Cell Counting Kit-8 (CCK-8) Assay
PTEC cell viability was detected using the Cell Counting Kit-8 (CCK-8; Dojindo, Japan). After all the treatments, 10 μl of 5 mg/ml CCK-8 reagent was added to each well, and then, the plate was incubated at 37°C for 2 h. A microplate reader (Thermo Fisher, USA) was used to measure the absorbance at 490 nm.
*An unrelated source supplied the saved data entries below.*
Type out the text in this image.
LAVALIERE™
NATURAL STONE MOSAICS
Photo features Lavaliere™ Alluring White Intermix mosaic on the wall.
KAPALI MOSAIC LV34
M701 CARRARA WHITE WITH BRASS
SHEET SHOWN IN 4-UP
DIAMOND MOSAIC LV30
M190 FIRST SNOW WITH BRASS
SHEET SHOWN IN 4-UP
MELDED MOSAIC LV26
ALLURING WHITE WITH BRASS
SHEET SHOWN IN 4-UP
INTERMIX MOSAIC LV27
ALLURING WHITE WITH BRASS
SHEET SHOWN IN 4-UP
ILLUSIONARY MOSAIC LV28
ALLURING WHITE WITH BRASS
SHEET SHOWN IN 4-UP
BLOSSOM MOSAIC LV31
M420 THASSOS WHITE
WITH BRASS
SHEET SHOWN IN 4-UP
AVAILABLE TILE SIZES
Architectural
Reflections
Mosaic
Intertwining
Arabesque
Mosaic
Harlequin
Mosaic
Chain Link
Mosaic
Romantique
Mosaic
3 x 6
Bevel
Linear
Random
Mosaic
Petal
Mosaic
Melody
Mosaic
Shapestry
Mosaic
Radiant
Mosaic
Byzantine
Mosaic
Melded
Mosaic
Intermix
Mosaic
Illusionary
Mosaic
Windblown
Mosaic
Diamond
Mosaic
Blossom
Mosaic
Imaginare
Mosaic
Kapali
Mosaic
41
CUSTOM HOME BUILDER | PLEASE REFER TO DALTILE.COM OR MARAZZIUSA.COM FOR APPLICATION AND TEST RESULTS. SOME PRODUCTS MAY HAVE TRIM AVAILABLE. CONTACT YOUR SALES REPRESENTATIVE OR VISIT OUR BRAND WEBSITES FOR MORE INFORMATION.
Real-Time Polymerase Chain Reaction (RT-PCR) Analysis
RNA samples were obtained from whole cell lysate or specific subcellular fractions using a PARISTM Kit (Applied Biosystem, USA), and cDNA was synthesized using the iScript™ cDNA Synthesis Kit (Bio-Rad, USA). Q-PCR was performed using SYBR Green (Applied Biosystems, USA) on a Roche LightCycler 480 PCR System according to the manufacturer’s instructions. The relative expression levels of the relevant genes were compared with the respective internal control using the 2−△△Ct method. The primers used in the qRT-PCR are shown in Supplementary Table 1.
Western Blotting Analysis
Western blots were performed using standard procedures. Briefly, cells or tissues were lysed with RIPA buffer (Beyotime, China). Equal quantities of the total proteins were separated by SDS-PAGE gels, transferred to PVDF membranes, and blocked with 5% BSA for 2 h. The membranes were incubated with specific primary antibodies at 4°C overnight, including antibodies against GAPDH (Cat. No. 10494-1-AP, Proteintech, China), BAX (Cat. No. 50599-2-Ig, Proteintech, China), and BCL2 (Cat. No. 26593-1-AP, Proteintech, China). The membranes were then incubated with the corresponding secondary antibodies for 2 h at room temperature. The protein bands were visualized using an enhanced chemiluminescence (ECL) kit in a ChemiDoc XRS Plus luminescent image analyzer (Bio-Rad, USA), and the expression of each protein was analyzed using ImageJ software after normalization to its internal control.
Luciferase Reporter Assay
To generate the LncRNA 6406 wt-luc vector, a fragment of the 3′ UTR of LncRNA 6406 that contained the target site of miR-687 was obtained via PCR amplification and subsequently cloned into the pGL3-Basic Vector (Promega, Madison, WI, USA). The MutaBest kit (Takara, Tokyo, Japan) was then used to generate the LncRNA 6406 mutant-luc vector. Forty-eight hours after transfection, the luciferase activities were examined by using a dual luciferase reporter assay system (RiboBio, China).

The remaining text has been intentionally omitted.